Second, delivering services to patients with varying complexities and trying to fit each patient into the same 15 minute time slot means some appointments are inevitably going to go longer. Each patient’s problems can’t be solved by the same 15 minute widget of time being sold. When a patient who needs acute, more complex time-sucking care shows up, the rest of the day is shot. It’s just the nature of delivering a service to a population of folks with unknown requirements. And all it takes is one complex patient in the morning to throw off the entire day. Sometimes, even the Apple Genius Bar makes you wait because a few back to back complex broken MacBooks came before you. Primary care offices in the last 20 years or so have been experimenting with novel means of scheduling, called Open Access, but this hasn’t really taken off mostly because it’s just different than what’s always been done.
Of course all of this stems from healthcare paternalism. Doctors have been deified by our culture. They can sometimes work miracles. It’s been since day one, “doctor knows best” and the conversation around patients coming first has only recently begun. I obviously welcome this conversation and I’ve given my career to putting the patient first in healthcare delivery.

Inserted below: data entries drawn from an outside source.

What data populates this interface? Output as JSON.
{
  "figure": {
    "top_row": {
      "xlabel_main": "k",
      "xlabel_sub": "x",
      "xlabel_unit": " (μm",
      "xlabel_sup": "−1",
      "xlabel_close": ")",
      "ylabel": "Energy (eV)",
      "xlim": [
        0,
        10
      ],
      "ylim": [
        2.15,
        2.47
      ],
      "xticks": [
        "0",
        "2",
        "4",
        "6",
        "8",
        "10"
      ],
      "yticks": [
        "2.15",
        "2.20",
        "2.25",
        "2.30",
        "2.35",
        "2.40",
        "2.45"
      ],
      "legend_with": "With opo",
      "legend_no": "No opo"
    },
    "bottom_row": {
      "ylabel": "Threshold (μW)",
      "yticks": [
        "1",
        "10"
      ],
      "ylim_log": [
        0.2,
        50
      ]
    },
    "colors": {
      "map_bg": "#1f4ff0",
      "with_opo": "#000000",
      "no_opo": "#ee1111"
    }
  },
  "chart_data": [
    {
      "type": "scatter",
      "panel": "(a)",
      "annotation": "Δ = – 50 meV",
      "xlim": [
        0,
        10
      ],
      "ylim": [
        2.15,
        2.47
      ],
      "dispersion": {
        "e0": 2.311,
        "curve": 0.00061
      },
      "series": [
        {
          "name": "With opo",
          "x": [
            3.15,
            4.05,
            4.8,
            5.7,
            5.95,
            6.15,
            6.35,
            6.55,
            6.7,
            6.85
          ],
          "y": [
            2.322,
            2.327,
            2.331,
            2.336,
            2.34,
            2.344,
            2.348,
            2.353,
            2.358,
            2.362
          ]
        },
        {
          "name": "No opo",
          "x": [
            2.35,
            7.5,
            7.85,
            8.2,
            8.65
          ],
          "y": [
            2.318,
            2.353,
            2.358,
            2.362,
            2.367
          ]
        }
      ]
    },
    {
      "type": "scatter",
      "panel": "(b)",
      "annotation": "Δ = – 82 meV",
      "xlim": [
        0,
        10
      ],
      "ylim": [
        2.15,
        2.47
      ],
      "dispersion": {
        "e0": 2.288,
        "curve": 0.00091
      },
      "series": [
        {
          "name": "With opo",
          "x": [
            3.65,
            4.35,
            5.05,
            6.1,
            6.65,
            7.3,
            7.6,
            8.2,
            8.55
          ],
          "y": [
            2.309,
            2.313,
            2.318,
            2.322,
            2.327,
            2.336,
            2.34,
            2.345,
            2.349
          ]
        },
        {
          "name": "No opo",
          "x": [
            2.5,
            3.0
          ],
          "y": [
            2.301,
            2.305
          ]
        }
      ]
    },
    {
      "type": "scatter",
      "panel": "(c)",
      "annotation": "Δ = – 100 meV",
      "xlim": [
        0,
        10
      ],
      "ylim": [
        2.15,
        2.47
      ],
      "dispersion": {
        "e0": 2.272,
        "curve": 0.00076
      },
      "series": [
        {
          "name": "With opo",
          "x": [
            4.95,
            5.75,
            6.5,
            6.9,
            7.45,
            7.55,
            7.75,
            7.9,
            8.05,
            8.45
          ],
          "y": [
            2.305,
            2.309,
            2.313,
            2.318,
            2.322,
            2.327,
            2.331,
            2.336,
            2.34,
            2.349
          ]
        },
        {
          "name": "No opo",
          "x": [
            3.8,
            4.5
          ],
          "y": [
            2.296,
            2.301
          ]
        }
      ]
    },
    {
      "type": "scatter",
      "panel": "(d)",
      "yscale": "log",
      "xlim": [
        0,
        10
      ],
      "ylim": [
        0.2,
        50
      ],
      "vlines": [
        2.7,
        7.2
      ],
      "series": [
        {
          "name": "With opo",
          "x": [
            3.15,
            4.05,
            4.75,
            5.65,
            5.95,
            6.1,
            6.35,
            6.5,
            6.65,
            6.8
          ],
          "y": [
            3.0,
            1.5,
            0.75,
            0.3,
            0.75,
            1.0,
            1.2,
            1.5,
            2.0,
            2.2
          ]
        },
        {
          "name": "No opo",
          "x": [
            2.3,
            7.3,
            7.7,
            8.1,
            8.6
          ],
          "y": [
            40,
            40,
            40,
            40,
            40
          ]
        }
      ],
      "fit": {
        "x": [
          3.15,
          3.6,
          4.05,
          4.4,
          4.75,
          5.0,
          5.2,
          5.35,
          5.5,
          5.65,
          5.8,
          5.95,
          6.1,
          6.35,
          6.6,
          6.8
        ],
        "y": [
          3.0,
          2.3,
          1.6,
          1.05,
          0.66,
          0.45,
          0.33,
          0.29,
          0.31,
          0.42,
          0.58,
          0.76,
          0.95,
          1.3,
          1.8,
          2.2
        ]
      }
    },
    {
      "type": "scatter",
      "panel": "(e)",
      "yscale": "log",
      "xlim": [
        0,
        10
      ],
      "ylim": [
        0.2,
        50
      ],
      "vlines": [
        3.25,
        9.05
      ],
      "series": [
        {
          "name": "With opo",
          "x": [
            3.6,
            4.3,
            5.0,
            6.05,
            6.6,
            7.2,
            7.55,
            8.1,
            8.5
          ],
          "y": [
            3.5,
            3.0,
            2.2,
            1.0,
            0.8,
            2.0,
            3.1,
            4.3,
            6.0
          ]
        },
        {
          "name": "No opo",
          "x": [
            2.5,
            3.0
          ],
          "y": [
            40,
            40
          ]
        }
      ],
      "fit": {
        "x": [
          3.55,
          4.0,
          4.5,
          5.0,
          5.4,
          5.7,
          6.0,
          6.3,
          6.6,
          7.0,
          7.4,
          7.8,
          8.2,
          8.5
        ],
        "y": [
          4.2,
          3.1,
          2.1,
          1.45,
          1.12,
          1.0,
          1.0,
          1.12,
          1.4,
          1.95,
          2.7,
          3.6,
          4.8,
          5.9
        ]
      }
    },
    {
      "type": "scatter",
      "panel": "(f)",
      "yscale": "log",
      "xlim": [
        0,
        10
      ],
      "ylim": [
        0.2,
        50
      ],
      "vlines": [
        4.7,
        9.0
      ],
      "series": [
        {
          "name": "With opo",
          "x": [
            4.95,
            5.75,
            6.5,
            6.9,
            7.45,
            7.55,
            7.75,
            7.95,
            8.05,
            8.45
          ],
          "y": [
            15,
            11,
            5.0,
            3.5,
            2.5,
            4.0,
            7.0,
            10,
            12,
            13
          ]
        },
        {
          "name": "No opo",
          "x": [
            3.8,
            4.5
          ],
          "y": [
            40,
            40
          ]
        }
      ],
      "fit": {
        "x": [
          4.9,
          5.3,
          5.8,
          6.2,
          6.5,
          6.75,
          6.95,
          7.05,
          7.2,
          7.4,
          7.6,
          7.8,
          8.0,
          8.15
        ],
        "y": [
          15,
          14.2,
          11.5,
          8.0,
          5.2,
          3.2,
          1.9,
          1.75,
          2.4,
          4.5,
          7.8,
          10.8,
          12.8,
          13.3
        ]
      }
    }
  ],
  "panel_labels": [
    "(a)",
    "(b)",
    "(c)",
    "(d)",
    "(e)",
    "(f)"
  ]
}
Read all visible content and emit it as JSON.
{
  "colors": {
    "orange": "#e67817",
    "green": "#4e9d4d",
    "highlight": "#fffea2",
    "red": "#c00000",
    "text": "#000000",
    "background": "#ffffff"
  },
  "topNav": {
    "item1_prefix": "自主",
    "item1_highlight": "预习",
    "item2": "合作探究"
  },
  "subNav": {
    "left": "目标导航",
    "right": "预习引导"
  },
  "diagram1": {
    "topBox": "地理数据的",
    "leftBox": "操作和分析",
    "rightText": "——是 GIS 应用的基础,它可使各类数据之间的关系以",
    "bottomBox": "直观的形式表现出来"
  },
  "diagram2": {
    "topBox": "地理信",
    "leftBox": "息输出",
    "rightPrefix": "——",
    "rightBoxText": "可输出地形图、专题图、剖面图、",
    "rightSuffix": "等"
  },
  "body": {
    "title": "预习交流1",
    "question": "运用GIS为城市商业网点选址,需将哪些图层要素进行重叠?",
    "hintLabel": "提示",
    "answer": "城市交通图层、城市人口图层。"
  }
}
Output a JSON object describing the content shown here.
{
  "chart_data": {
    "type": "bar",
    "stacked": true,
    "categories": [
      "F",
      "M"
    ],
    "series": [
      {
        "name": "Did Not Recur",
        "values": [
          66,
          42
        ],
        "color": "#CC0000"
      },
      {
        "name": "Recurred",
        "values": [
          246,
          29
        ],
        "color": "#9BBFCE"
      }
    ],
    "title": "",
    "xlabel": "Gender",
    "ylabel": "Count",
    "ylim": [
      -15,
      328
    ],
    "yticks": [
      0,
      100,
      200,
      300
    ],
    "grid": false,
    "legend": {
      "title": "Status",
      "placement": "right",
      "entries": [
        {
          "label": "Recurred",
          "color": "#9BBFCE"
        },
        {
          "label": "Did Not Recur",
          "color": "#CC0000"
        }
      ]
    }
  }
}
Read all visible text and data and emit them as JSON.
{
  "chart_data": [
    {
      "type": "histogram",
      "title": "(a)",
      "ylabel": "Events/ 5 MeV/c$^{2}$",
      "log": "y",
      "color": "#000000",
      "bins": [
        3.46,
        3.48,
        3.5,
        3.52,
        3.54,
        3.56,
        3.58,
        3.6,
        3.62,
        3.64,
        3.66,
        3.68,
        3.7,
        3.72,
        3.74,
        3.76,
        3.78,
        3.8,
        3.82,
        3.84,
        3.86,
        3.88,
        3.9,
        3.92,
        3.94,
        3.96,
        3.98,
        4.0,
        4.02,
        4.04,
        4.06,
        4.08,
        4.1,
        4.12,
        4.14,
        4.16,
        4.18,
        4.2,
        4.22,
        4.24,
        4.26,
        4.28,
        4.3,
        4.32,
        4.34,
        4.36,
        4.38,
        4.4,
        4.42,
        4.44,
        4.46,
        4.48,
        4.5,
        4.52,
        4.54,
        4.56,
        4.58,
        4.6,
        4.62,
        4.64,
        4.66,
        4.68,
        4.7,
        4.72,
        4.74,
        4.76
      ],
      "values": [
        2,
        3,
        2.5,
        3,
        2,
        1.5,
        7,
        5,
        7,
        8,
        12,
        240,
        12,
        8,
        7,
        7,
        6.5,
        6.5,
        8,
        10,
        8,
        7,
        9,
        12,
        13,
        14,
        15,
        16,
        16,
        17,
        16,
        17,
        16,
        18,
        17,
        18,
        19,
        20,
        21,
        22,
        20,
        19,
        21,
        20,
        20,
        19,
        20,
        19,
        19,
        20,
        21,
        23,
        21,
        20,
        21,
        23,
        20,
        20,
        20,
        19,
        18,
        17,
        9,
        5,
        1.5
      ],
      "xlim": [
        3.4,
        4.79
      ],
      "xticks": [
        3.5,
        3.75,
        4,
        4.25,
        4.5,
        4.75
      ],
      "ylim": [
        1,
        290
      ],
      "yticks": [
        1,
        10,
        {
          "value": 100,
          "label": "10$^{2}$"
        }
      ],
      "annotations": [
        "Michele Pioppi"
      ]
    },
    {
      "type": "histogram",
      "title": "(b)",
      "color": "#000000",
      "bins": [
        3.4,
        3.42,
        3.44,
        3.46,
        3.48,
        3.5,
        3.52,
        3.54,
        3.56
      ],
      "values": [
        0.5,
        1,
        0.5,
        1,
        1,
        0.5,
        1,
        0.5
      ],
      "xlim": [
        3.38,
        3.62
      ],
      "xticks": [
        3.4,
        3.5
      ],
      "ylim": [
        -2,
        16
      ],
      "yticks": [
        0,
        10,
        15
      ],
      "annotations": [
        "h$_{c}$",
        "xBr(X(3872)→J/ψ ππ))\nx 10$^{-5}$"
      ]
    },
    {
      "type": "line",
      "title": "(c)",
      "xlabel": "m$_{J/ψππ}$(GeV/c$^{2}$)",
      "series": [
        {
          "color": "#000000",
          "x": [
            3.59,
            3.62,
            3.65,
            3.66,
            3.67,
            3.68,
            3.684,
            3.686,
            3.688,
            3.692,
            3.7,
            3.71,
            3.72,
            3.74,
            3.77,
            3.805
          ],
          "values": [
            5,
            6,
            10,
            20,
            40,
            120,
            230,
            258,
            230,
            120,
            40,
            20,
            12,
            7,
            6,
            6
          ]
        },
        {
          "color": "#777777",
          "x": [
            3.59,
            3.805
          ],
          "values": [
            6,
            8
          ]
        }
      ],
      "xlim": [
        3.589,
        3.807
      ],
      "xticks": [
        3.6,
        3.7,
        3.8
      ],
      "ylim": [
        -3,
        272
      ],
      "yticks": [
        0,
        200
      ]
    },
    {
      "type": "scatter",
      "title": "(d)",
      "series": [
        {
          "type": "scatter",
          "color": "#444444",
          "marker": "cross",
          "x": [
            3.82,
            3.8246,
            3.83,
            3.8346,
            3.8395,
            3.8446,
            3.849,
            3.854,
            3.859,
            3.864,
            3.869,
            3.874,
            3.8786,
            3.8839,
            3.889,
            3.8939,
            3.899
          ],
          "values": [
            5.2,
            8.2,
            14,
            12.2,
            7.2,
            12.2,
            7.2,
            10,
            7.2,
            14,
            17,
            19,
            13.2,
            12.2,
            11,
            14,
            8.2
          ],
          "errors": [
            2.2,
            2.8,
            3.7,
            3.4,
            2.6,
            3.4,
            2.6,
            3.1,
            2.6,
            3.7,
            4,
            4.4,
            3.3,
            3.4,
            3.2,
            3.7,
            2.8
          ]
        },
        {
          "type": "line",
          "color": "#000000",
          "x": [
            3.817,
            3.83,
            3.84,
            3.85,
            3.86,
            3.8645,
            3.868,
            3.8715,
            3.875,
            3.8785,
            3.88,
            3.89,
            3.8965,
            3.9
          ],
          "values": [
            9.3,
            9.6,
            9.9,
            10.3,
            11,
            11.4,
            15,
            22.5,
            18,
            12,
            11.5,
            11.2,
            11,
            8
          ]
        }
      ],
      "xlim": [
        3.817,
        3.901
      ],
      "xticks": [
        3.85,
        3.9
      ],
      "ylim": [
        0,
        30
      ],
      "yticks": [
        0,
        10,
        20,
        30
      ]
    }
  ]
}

There’s recently been another conversation happening in healthcare about “on demand” healthcare. The concept of “on-demand” only works if the demander does not care who the supplier is and there is plenty of supply. If the demander cares who the supplier is, the demander will be subject to the supplier’s schedule. And when you are subject to the supplier’s schedule, it’s the waiting game all over again. You must wait for the doctor’s schedule to free up. Never mind that you have meetings and work to be done throughout the day. But now that healthcare can be delivered via on-demand video visits with doctors, we’re seeing patients are now being given the choice to choose their doctor and wait for them via video. Essentially, it’s a “video waiting room.” This assumes so many pain in the ass things:
Suppliers (doctors) have a dedicated period throughout their day devoted to only video visits
Doctors get paid the same amount for video visits vs. in-person visits. If not, they’ll skip time spent on the lesser paid visit.
Patients will accept the same concept as waiting for the cable guy to show up “anytime between 9am and 5pm tomorrow”
When the doctor is ready for the patient, patients will be immediately available to have a video chat with their doctor, in a private place in an era of open office spaces. This means they have to stop whatever they’re doing and find a private, secure place to have a medical conversation with their doctor about things that are often private and embarrassing and nothing you want your co-workers to overhear.
The concept of optimized time in healthcare is an elusive devil. For decades, doctors have been on their own schedules, patients be damned. But now, with the advent of “on-demand healthcare,” the assumption is doctor culture and their respect for time will change for a technology and a process that is by no means beloved, nor deemed safe or high quality, by either doctors or patients.
All of this is fixed when doctor-patient communication happens asynchronously, like email or texting. Patients can communicate when convenient and this enables more thoughtful conversations. Removing the expectation that healthcare conversations need to be in real time creates an efficiency orders of magnitude higher than today’s exam room or video conversations.